Second, Defendant argues the trial court committed plain error in not instructing the jury on voluntary manslaughter. A jury must not be coerced into convicting a defendant of murder when the evidence would permit the jury to rationally find defendant guilty of voluntary manslaughter and acquit him of murder. The jury here could have rationally found imperfect self-defense, which reduces murder to voluntary manslaughter. Taken in the light most favorable to Defendant, Defendant believed the victim recognized him from a previous crime, believed the victim was armed, believed he heard a gun cock behind a door, and believed he was at risk of death or serious bodily harm. Despite the presence of imperfect self-defense, the trial court did not plainly err because there was only a possible impact and not a probable impact on the jury. Defendant used a deadly weapon, which raises a presumption of malice.

BACKGROUND

On 8 August 2015, Abraham Shuler ("Shuler"), David Rivera ("Rivera"), and Tyrone Judea Hall, III ("Defendant") decided to rob Joshua Richard Gutierrez ("Gutierrez"), a known drug dealer. Sometime after 1:00 AM, the three went to Gutierrez’s home, where Gutierrez, his girlfriend Keishanna Finch ("Finch"), and his friend D’Allen Higgins ("Higgins") were sitting in the living room. Rivera knocked on the door and ordered a gram of marijuana. Gutierrez allowed Rivera inside, and Rivera waited at the door. While waiting, Rivera was texting and looking down the entire time.
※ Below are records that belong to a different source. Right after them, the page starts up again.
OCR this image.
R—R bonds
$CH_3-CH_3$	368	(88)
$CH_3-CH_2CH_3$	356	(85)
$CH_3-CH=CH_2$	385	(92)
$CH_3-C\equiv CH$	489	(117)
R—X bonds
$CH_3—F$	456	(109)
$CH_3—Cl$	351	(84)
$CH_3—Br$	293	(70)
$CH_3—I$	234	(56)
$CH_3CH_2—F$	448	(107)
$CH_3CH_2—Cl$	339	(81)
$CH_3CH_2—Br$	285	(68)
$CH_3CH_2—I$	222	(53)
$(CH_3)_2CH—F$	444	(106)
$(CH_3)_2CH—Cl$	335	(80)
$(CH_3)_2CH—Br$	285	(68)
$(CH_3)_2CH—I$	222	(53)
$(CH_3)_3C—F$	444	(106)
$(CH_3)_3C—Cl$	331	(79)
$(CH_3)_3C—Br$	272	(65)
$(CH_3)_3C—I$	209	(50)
As Gutierrez was bagging the marijuana, Shuler and Defendant rushed in yelling "get on the ground." Defendant and Shuler carried pistols and wore bandanas to cover their faces. Rivera, Gutierrez, and Finch complied. Higgins recognized Shuler by his physical appearance, and recognized Defendant after he stated "Where’s it at? Where’s the money? Where’s the weed?" Rivera pretended as though he was not involved. After taking money, marijuana, and a few other items, Shuler and Defendant grabbed Rivera by his shirt and left. Gutierrez did not report the robbery because of the nature of his business.

On 12 November 2015, Defendant, his cousin, and Rivera decided to buy marijuana from Gutierrez—the same person they robbed only four months earlier. Rivera remained in the car while Defendant and his cousin went inside to make the purchase. Finch, who was inside Gutierrez’s home, could not see who Gutierrez interacted with when he answered the door, but she heard their conversation. Gutierrez spoke to the person at the door "in a friendly manner" and spoke as if he knew the person. Gutierrez then left the door, counted the money he was given, and had begun bagging the marijuana when three bullets came through the door. Rivera heard two of the gunshots while waiting several minutes for Defendant and his cousin. Gutierrez and Finch were shot. Defendant and his cousin hurried back to the car and Defendant told Rivera to take him home. During the ride, Defendant explained what happened.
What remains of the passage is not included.